Para iluminar un tanto lo dicho hasta ahora, puede ser oportuno añadir que en los textos bíblicos se nombra a Dios como Aquél que “su delicia es jugar con los hijos de los hombres”. Y en la misma línea evangelio añade que, “si no os hacéis como niños, no entraréis en el Reino de los Cielos”. Es fácil sostener por tanto que dicho juego es necesariamente alegre aunque precisa la inocencia de los niños. Es imprescindible ver y comprender a Dios de este modo y no de un modo distante y absolutamente separado del mundo, como lo ven los deístas[4].

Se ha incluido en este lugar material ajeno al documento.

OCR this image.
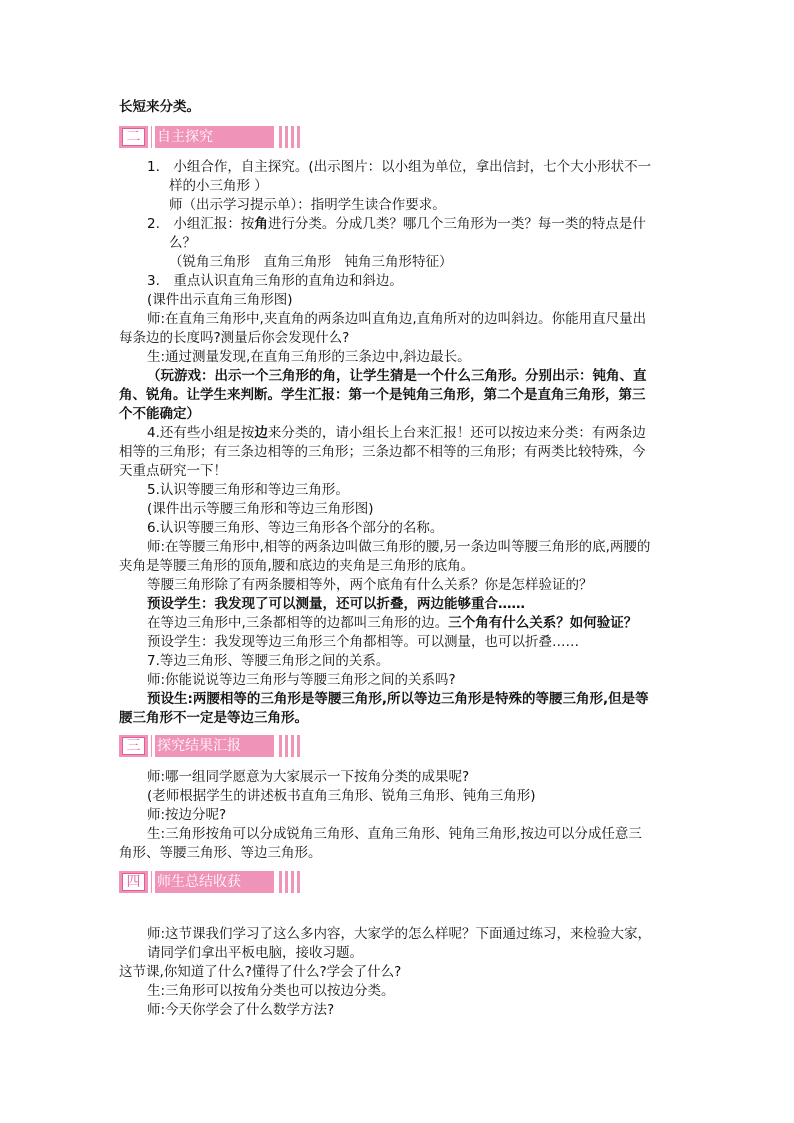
长短来分类。
二	自主探究
1.　小组合作，自主探究。(出示图片：以小组为单位，拿出信封，七个大小形状不一
样的小三角形 ）
师（出示学习提示单）：指明学生读合作要求。
2.　小组汇报：按角进行分类。分成几类？哪几个三角形为一类？每一类的特点是什
么？
（锐角三角形　直角三角形　钝角三角形特征）
3.　重点认识直角三角形的直角边和斜边。
(课件出示直角三角形图)
师:在直角三角形中,夹直角的两条边叫直角边,直角所对的边叫斜边。你能用直尺量出
每条边的长度吗?测量后你会发现什么?
生:通过测量发现,在直角三角形的三条边中,斜边最长。
（玩游戏：出示一个三角形的角，让学生猜是一个什么三角形。分别出示：钝角、直
角、锐角。让学生来判断。学生汇报：第一个是钝角三角形，第二个是直角三角形，第三
个不能确定）
4.还有些小组是按边来分类的，请小组长上台来汇报！还可以按边来分类：有两条边
相等的三角形；有三条边相等的三角形；三条边都不相等的三角形；有两类比较特殊，今
天重点研究一下！
5.认识等腰三角形和等边三角形。
(课件出示等腰三角形和等边三角形图)
6.认识等腰三角形、等边三角形各个部分的名称。
师:在等腰三角形中,相等的两条边叫做三角形的腰,另一条边叫等腰三角形的底,两腰的
夹角是等腰三角形的顶角,腰和底边的夹角是三角形的底角。
等腰三角形除了有两条腰相等外，两个底角有什么关系？你是怎样验证的？
预设学生：我发现了可以测量，还可以折叠，两边能够重合……
在等边三角形中,三条都相等的边都叫三角形的边。三个角有什么关系？如何验证？
预设学生：我发现等边三角形三个角都相等。可以测量，也可以折叠……
7.等边三角形、等腰三角形之间的关系。
师:你能说说等边三角形与等腰三角形之间的关系吗?
预设生:两腰相等的三角形是等腰三角形,所以等边三角形是特殊的等腰三角形,但是等
腰三角形不一定是等边三角形。
三	探究结果汇报
师:哪一组同学愿意为大家展示一下按角分类的成果呢?
(老师根据学生的讲述板书直角三角形、锐角三角形、钝角三角形)
师:按边分呢?
生:三角形按角可以分成锐角三角形、直角三角形、钝角三角形,按边可以分成任意三
角形、等腰三角形、等边三角形。
四	师生总结收获
师:这节课我们学习了这么多内容，大家学的怎么样呢？下面通过练习，来检验大家，
请同学们拿出平板电脑，接收习题。
这节课,你知道了什么?懂得了什么?学会了什么?
生:三角形可以按角分类也可以按边分类。
师:今天你学会了什么数学方法?
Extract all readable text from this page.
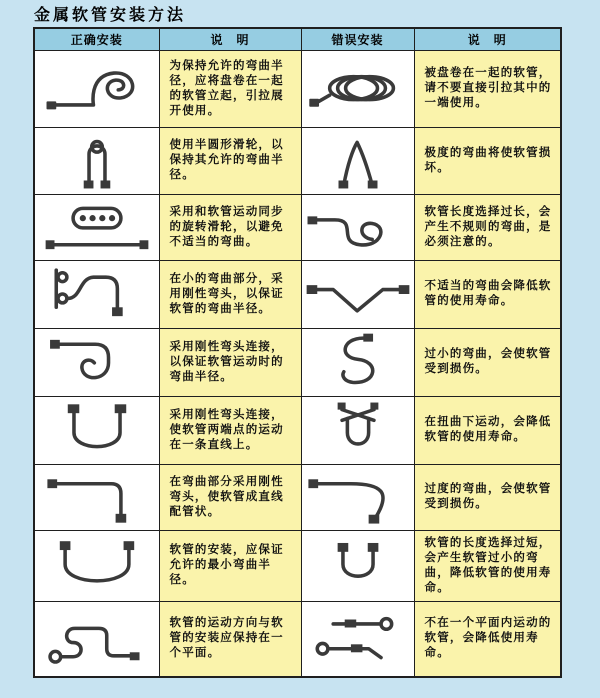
金属软管安装方法
正确安装	说　明	错误安装	说　明
	为保持允许的弯曲半径，应将盘卷在一起的软管立起，引拉展开使用。		被盘卷在一起的软管，请不要直接引拉其中的一端使用。
	使用半圆形滑轮，以保持其允许的弯曲半径。		极度的弯曲将使软管损坏。
	采用和软管运动同步的旋转滑轮，以避免不适当的弯曲。		软管长度选择过长，会产生不规则的弯曲，是必须注意的。
	在小的弯曲部分，采用刚性弯头，以保证软管的弯曲半径。		不适当的弯曲会降低软管的使用寿命。
	采用刚性弯头连接，以保证软管运动时的弯曲半径。		过小的弯曲，会使软管受到损伤。
	采用刚性弯头连接，使软管两端点的运动在一条直线上。		在扭曲下运动，会降低软管的使用寿命。
	在弯曲部分采用刚性弯头，使软管成直线配管状。		过度的弯曲，会使软管受到损伤。
	软管的安装，应保证允许的最小弯曲半径。		软管的长度选择过短，会产生软管过小的弯曲，降低软管的使用寿命。
	软管的运动方向与软管的安装应保持在一个平面。		不在一个平面内运动的软管，会降低使用寿命。
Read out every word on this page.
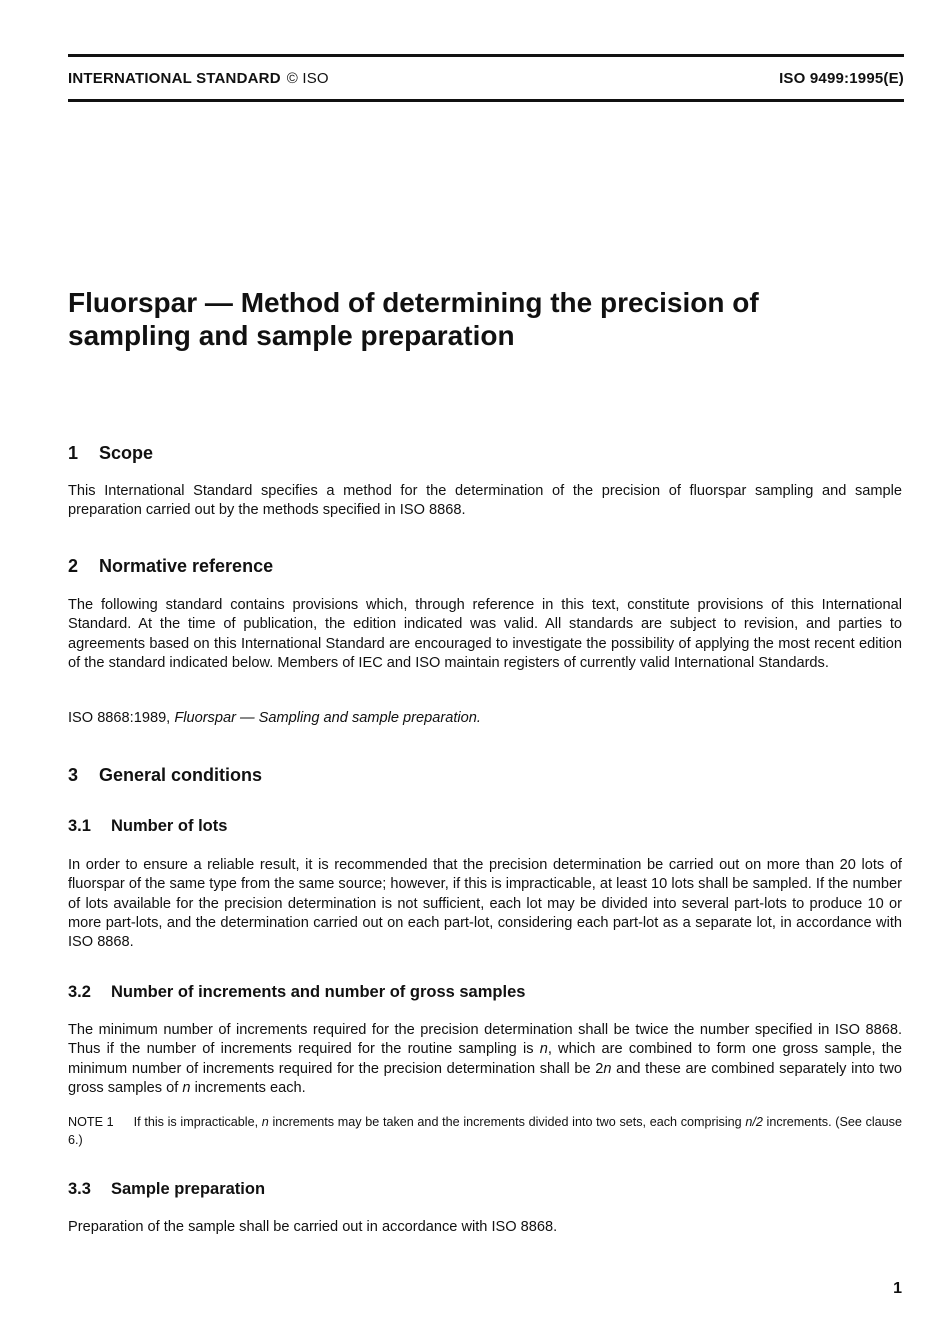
INTERNATIONAL STANDARD © ISO	ISO 9499:1995(E)
Fluorspar — Method of determining the precision of
sampling and sample preparation
1 Scope

This International Standard specifies a method for the determination of the precision of fluorspar sampling and sample preparation carried out by the methods specified in ISO 8868.

2 Normative reference

The following standard contains provisions which, through reference in this text, constitute provisions of this International Standard. At the time of publication, the edition indicated was valid. All standards are subject to revision, and parties to agreements based on this International Standard are encouraged to investigate the possibility of applying the most recent edition of the standard indicated below. Members of IEC and ISO maintain registers of currently valid International Standards.

ISO 8868:1989, Fluorspar — Sampling and sample preparation.

3 General conditions
3.1 Number of lots

In order to ensure a reliable result, it is recommended that the precision determination be carried out on more than 20 lots of fluorspar of the same type from the same source; however, if this is impracticable, at least 10 lots shall be sampled. If the number of lots available for the precision determination is not sufficient, each lot may be divided into several part-lots to produce 10 or more part-lots, and the determination carried out on each part-lot, considering each part-lot as a separate lot, in accordance with ISO 8868.

3.2 Number of increments and number of gross samples

The minimum number of increments required for the precision determination shall be twice the number specified in ISO 8868. Thus if the number of increments required for the routine sampling is n, which are combined to form one gross sample, the minimum number of increments required for the precision determination shall be 2n and these are combined separately into two gross samples of n increments each.

NOTE 1 If this is impracticable, n increments may be taken and the increments divided into two sets, each comprising n/2 increments. (See clause 6.)

3.3 Sample preparation

Preparation of the sample shall be carried out in accordance with ISO 8868.

1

El misterio de la libertad humana se manifiesta en este caso, en que Dios sólo puede jugar con los hombres si estos quieren. Y los hombres sólo pueden jugar si se hacen pequeños y dejan de lado el orgullo y la prepotencia. Me parece que sólo advirtiendo bien esto se tiene licencia para entrar con pleno derecho en el País de La Risa, en el corazón del mismo Dios. Pero las reglas del juego únicamente las conoce el mismo Dios, lo cual significa que sólo se puede jugar a lo que Dios quiere. Hay que rendirse y admitir quién es quién. Justamente, con la oración - diálogo podremos comprenderlo y pedir la ayuda necesaria para poner en práctica todas las reglas del juego. Sólo de este modo se podrá experimentar el juego más divertido del mundo, el único juego que merece la pena jugar, y con el mejor Padre. Y reírse con la mejor risa, la risa y la alegría de los santos.
[1] “Historias Zen”, de Taisen Deshimaru. Ed Sirio.
[2] Esta es la conclusión de algunos autores como por ejemplo J.P. Sartre.
[3] Cfr. V. Frankl. El Hombre en Busca de Sentido.
[4] El deísmo, de raíz ilustrada pero muy actual en ciertos ambientes, es la posición según la cual, Dios crea el mundo pero lo abandona a su suerte y, consecuentemente, han de ser los hombres los que se hagan cargo del progreso humano y vivir por tanto, como si Dios no existiera.